Ion exchange chromatography question - (Nov/23/2006 )
Can I use Tris buffer (pH 8.0) for purification of metallo-protein (pI 9.0) by using cation exchanger column ?
1. If I can't, why ? 
2. Or I should try other buffer such as Phosphate or HEPES
Ps. Tris buufer is recommended for anion exchanger column, but not in the list of recommended buffer for cation exchanger column, by Invitrogen.
1. If I can't, why ?
2. Or I should try other buffer such as Phosphate or HEPES
Ps. Tris buufer is recommended for anion exchanger column, but not in the list of recommended buffer for cation exchanger column, by Invitrogen.
anion exchanger are often Q matrices and interfere with HEPES buffer; Tris itself is cationic and should only be used in defensive concentrations for cationic exchanger chromatography; as metalloproteinases are dependending in conformation of bivalent cations, there is to think not to chelate bivalent cations by phosphate buffer; HEPES will do but it´s rather expenisive for cationic column chromatography;
as we do not know exactly your matrix you like to use we can only answer in general;
Oops.. sorry recommended buffer by Amersham, not Invitrogen.
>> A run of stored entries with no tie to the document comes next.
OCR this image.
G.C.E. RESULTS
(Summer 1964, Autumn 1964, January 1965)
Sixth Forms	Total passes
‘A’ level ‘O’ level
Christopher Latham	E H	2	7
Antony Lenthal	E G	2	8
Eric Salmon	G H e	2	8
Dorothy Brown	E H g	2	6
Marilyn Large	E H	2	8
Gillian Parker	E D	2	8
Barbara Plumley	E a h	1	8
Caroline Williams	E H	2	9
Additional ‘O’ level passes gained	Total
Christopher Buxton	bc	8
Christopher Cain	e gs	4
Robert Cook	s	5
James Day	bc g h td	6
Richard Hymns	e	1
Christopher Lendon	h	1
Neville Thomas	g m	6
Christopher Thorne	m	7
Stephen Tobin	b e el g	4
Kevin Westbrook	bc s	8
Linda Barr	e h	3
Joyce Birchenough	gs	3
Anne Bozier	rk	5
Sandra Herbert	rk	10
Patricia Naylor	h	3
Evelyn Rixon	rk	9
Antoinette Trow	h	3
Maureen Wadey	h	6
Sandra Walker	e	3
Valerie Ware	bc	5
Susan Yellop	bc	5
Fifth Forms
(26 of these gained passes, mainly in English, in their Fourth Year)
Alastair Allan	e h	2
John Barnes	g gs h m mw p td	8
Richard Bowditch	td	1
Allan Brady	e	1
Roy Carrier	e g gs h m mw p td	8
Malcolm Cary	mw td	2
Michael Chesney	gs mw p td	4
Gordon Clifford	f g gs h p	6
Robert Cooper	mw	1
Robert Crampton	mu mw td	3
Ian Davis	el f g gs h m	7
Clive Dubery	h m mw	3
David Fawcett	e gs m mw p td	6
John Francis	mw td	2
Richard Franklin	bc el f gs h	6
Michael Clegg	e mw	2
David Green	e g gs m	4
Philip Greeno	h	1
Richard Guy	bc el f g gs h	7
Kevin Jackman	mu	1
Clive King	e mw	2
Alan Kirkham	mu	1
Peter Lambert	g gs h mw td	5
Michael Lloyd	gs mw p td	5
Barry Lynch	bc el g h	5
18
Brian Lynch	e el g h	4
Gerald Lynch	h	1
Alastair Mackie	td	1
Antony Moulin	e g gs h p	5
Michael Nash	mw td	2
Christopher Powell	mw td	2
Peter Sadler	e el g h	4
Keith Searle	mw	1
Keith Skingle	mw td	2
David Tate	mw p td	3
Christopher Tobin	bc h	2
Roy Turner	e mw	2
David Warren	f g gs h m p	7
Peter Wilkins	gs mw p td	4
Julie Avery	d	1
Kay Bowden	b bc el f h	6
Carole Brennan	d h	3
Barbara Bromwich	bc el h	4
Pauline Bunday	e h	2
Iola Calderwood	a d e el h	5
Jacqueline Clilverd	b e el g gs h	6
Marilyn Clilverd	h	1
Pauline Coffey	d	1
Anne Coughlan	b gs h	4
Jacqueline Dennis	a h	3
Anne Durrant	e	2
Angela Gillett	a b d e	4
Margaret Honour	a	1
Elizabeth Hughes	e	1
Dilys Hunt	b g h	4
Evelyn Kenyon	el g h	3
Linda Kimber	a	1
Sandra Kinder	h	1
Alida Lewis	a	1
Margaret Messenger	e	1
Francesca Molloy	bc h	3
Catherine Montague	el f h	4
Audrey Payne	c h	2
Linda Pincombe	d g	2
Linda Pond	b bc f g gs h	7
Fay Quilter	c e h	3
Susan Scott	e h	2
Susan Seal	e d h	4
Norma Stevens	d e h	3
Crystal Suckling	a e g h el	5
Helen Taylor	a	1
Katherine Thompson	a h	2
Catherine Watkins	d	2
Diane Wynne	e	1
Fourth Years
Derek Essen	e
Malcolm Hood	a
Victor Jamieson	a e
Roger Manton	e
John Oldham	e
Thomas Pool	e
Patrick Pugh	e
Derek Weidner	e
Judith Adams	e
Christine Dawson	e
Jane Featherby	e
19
Thank you very much, kosmodrom. I use HiTrap column (Amersham), that is Q sepharose matrix.
If your proteins pI value is 9. Then its better to try negative purification
by anion exchange chromatography. since other protein will have negative charge at pH
8 and yr potein wiill have positive.
q-sepharose is an anion exchanger. the binding buffer pH must be higher than the pI of your protein in order for the protein to bind to the matrix. tris is an effective buffer in the range of ~7.2-9.2, therefore it is not a good buffer to use with q-sepharose and your protein. you could use tris (below pH 8 would be better) with a cation exchanger such as sp-sepharose or cm-sepharose.
I thought MOPS, HEPES or even acetate is better buffer components for SP or C- columns. Tris will stick to both columns.
yes, but it can still be used if necessary.